In realtà, recuperare l’“idea di scarsità” salva solo il regno plutocratico mondiale e i governanti malvagi che lo sostengono. A loro conviene che facciamo della “scarsità” un atto eroico: cambiamo l’olio d’oliva con l’olio di girasole, cambiamo la bistecca con la pizza riscaldata, cambiamo l’appartamento di proprietà con la topaia in affitto e condivisa, cambiamo la prole con l’animale domestico, eccetera; e in questo modo salveremo il mondo. Ma facendo queste cose non stiamo salvando il mondo; stiamo salvando il regno plutocratico mondiale che vuole concentrare la ricchezza in pochissime mani (in Spagna, per non andare lontano, l’1% più ricco della popolazione concentra una quantità di ricchezza superiore a quella dell’80% più povero) e i governanti malvagi che agiscono ai suoi ordini. L’invito a recuperare l’“idea di scarsità” che ci faceva lo scrittore di sistema è in linea con quei servizi che i media di cretinizzazione di massa pubblicano assiduamente, presentando come modelli sociali quei poveri diavoli che, per ridurre le spese, mettono la lavatrice nel ripostiglio; o diffondendo anglicismi ripugnanti come staycation (vacanze a casa) o coliving (condivisione dell’alloggio). Non c’è “scarsità” di energia elettrica, così come non c’è scarsità di posti letto in hotel o di alloggi; quello che c’è sono persone che non hanno le risorse per permetterseli. Ma il regno plutocratico mondiale vuole che queste persone “percepiscano” il flagello della povertà che le affligge come una tendenza cool o una scelta creativa e solidale con il pianeta.

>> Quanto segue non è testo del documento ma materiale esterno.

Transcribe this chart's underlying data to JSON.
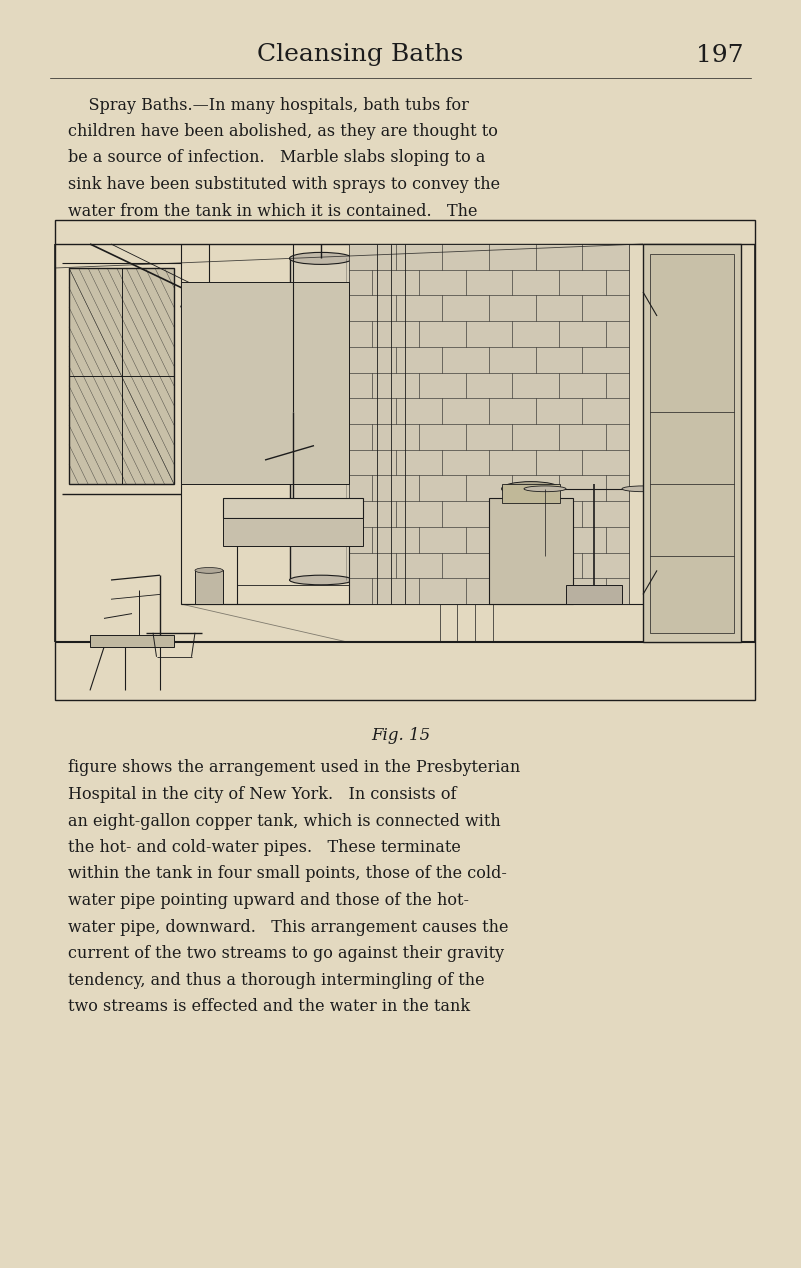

Sul pianeta non c’è “scarsità”, ma accaparramento. E più che l’“idea di scarsità” bisognerebbe recuperare l’idea di un’‘economia’ che non sia “crematistica” (secondo la classica distinzione di Aristotele) e che permetta una distribuzione più equa dell’abbondanza esistente, tenendo conto delle esigenze e dei meriti di ciascuno, senza permettere disuguaglianze abusive e senza imporre un egualitarismo abusivo, ma tenendo conto del contributo che ciascuno apporta al bene della comunità. Accettare l’“idea della scarsità” mi sembra piuttosto una forma di conformismo pericoloso, una variante di quella “servitù volontaria” a cui si riferiva La Boétie nel suo classico discorso; solo che con l’abilità di far credere chimericamente al servo che sta salvando il mondo, affinché la sua povertà abbia un effetto euforico.
Curiosamente, la sinistra non ha mai sostenuto la scarsità finché è stata materialista, ma aspirava a creare ricchezza sufficiente affinché nessuno ne soffrisse, combattendo l’ingiustizia (un’altra cosa è se tale aspirazione sia stata raggiunta). Ora la sinistra è diventata idealista e accetta l’ingiustizia, invitando coloro che la subiscono a “superarla”, poiché si tratta di una fatalità che non possiamo cambiare e alla quale dobbiamo per forza di cose adattarci.